Electric Current

Electricity is a part of the lives of all modern human beings. We use it every day for several different applications. Electric current is the rate of flow of electrons in a conductor. We know that electrons are negatively charged particles in the sub-atomic configuration of the atom. These electrons are in motion at all times and are not unidirectional. Once voltage is applied, the electrons start moving in one direction, and the electric current starts flowing through the conductor.

The Direction of Electric Current 

The direction of the electric current is opposite to the direction of the movement of electrons. Conventionally, current flows from the positive to the negative terminal of a battery  and indicates a positive charge flow. The flow of electrons occurs from the negative to the positive terminal as these are the negatively charged particles that get repelled by the negative terminal.

What is the Unit of Electric Current?

The magnitude of electric current is measured in coulombs per second.

The unit of electric current is Ampere in SI, which is represented as “A.” 

One Ampere of electric current means passage of one coulomb of charge across the surface in one second. Further, there are different multipliers like microamp (0.000001A), milliamp (0.001A), etc. An ammeter is a device that is used to measure electric current. 

Characteristics of Electric Current

• In general, electric current flows in the direction in which the positive charge moves. Hence, it is directed towards the negative terminal and away from the positive terminal.
• Electric current is measured in Amperes. 
• There are two types of electric current, namely, alternating current and direct current. While AC can flow in both directions, DC only flows in one direction. 
• When the electrons move from one point to the other, the work that takes place is called electrical energy. 
• An electrical measuring device called an ammeter calculates the electric current.

Effects of Electric Current

• Magnetic effects: Electric current can form a magnetic force called the magnetic effect. When you pass an electric current through a conductor, a magnetic field is produced around it. This magnetic field is thereby applied in various electrical applications.  

• Heating effects: Upon passing an electric current through a conductor, you will be able to generate heat. This phenomenon is represented as H = I2RT, where T is time, R is the resistance, and I is the amount of current. So, if you pass a small amount of current, the heat generated will be small. Likewise, passing a large amount of current through the conductor raises its temperature. 

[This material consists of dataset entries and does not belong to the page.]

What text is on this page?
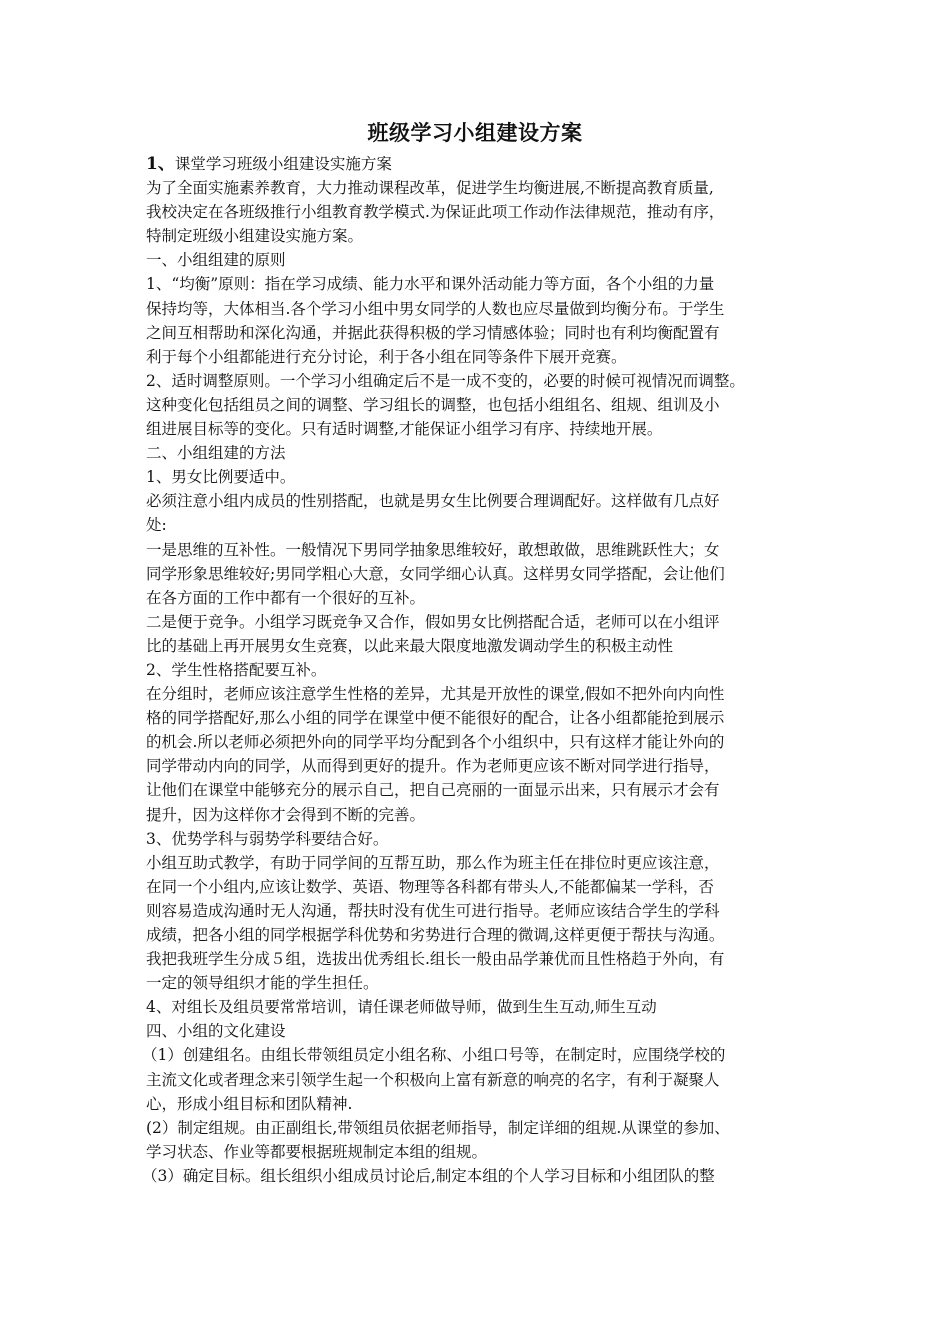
班级学习小组建设方案
1、课堂学习班级小组建设实施方案
为了全面实施素养教育，大力推动课程改革，促进学生均衡进展,不断提高教育质量,
我校决定在各班级推行小组教育教学模式.为保证此项工作动作法律规范，推动有序，
特制定班级小组建设实施方案。
一、小组组建的原则
1、“均衡”原则：指在学习成绩、能力水平和课外活动能力等方面，各个小组的力量
保持均等，大体相当.各个学习小组中男女同学的人数也应尽量做到均衡分布。于学生
之间互相帮助和深化沟通，并据此获得积极的学习情感体验；同时也有利均衡配置有
利于每个小组都能进行充分讨论，利于各小组在同等条件下展开竞赛。
2、适时调整原则。一个学习小组确定后不是一成不变的，必要的时候可视情况而调整。
这种变化包括组员之间的调整、学习组长的调整，也包括小组组名、组规、组训及小
组进展目标等的变化。只有适时调整,才能保证小组学习有序、持续地开展。
二、小组组建的方法
1、男女比例要适中。
必须注意小组内成员的性别搭配，也就是男女生比例要合理调配好。这样做有几点好
处:
一是思维的互补性。一般情况下男同学抽象思维较好，敢想敢做，思维跳跃性大；女
同学形象思维较好;男同学粗心大意，女同学细心认真。这样男女同学搭配，会让他们
在各方面的工作中都有一个很好的互补。
二是便于竞争。小组学习既竞争又合作，假如男女比例搭配合适，老师可以在小组评
比的基础上再开展男女生竞赛，以此来最大限度地激发调动学生的积极主动性
2、学生性格搭配要互补。
在分组时，老师应该注意学生性格的差异，尤其是开放性的课堂,假如不把外向内向性
格的同学搭配好,那么小组的同学在课堂中便不能很好的配合，让各小组都能抢到展示
的机会.所以老师必须把外向的同学平均分配到各个小组织中，只有这样才能让外向的
同学带动内向的同学，从而得到更好的提升。作为老师更应该不断对同学进行指导，
让他们在课堂中能够充分的展示自己，把自己亮丽的一面显示出来，只有展示才会有
提升，因为这样你才会得到不断的完善。
3、优势学科与弱势学科要结合好。
小组互助式教学，有助于同学间的互帮互助，那么作为班主任在排位时更应该注意，
在同一个小组内,应该让数学、英语、物理等各科都有带头人,不能都偏某一学科，否
则容易造成沟通时无人沟通，帮扶时没有优生可进行指导。老师应该结合学生的学科
成绩，把各小组的同学根据学科优势和劣势进行合理的微调,这样更便于帮扶与沟通。
我把我班学生分成５组，选拔出优秀组长.组长一般由品学兼优而且性格趋于外向，有
一定的领导组织才能的学生担任。
4、对组长及组员要常常培训，请任课老师做导师，做到生生互动,师生互动
四、小组的文化建设
（1）创建组名。由组长带领组员定小组名称、小组口号等，在制定时，应围绕学校的
主流文化或者理念来引领学生起一个积极向上富有新意的响亮的名字，有利于凝聚人
心，形成小组目标和团队精神.
(2）制定组规。由正副组长,带领组员依据老师指导，制定详细的组规.从课堂的参加、
学习状态、作业等都要根据班规制定本组的组规。
（3）确定目标。组长组织小组成员讨论后,制定本组的个人学习目标和小组团队的整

• Chemical effects: Electric current can break down the components of solutions to their ionic state. You can further observe that the colour of these solutions changes, with metallic deposits on the electrodes. You will also see gas production or bubble formation during this dissolution process.

Prerequisites for Electric Current to Flow

Electric current cannot flow through every type of circuit. To pass an electric current through a circuit, certain specifications need to be followed. 

Firstly, there should be a minimum of one source of EMF or voltage that defines the direction of the electrons. Also, the circuit must be closed with a switch for an electric current to pass through the circuit.  

Electromotive Force

Electrons move in a particular direction due to the force acting on them. This force is called the electromotive force or EMF. The quantity of EMF is given in voltage, and it can be measured in volts. Without any specific direction, electrons will move randomly in a chaotic fashion. The EMF provides direction and aligns these electrons to a certain extent. The flow of electric current in a conductor is all because of the EMF acting upon the electrons.  

Conclusion

Hence, it is easy to understand the basics of electric current. It is simply the rate of movement of electrons in the conductor. The SI unit of electric current in Amperes. Any circuit with an energy source and closed conducting loop can pass the electric current. This can be easily visualised using the water pipe analogy method. The conventional flow of the electric current is opposite to the flow of the electrons. It has heating effects, magnetic effects, and chemical effects.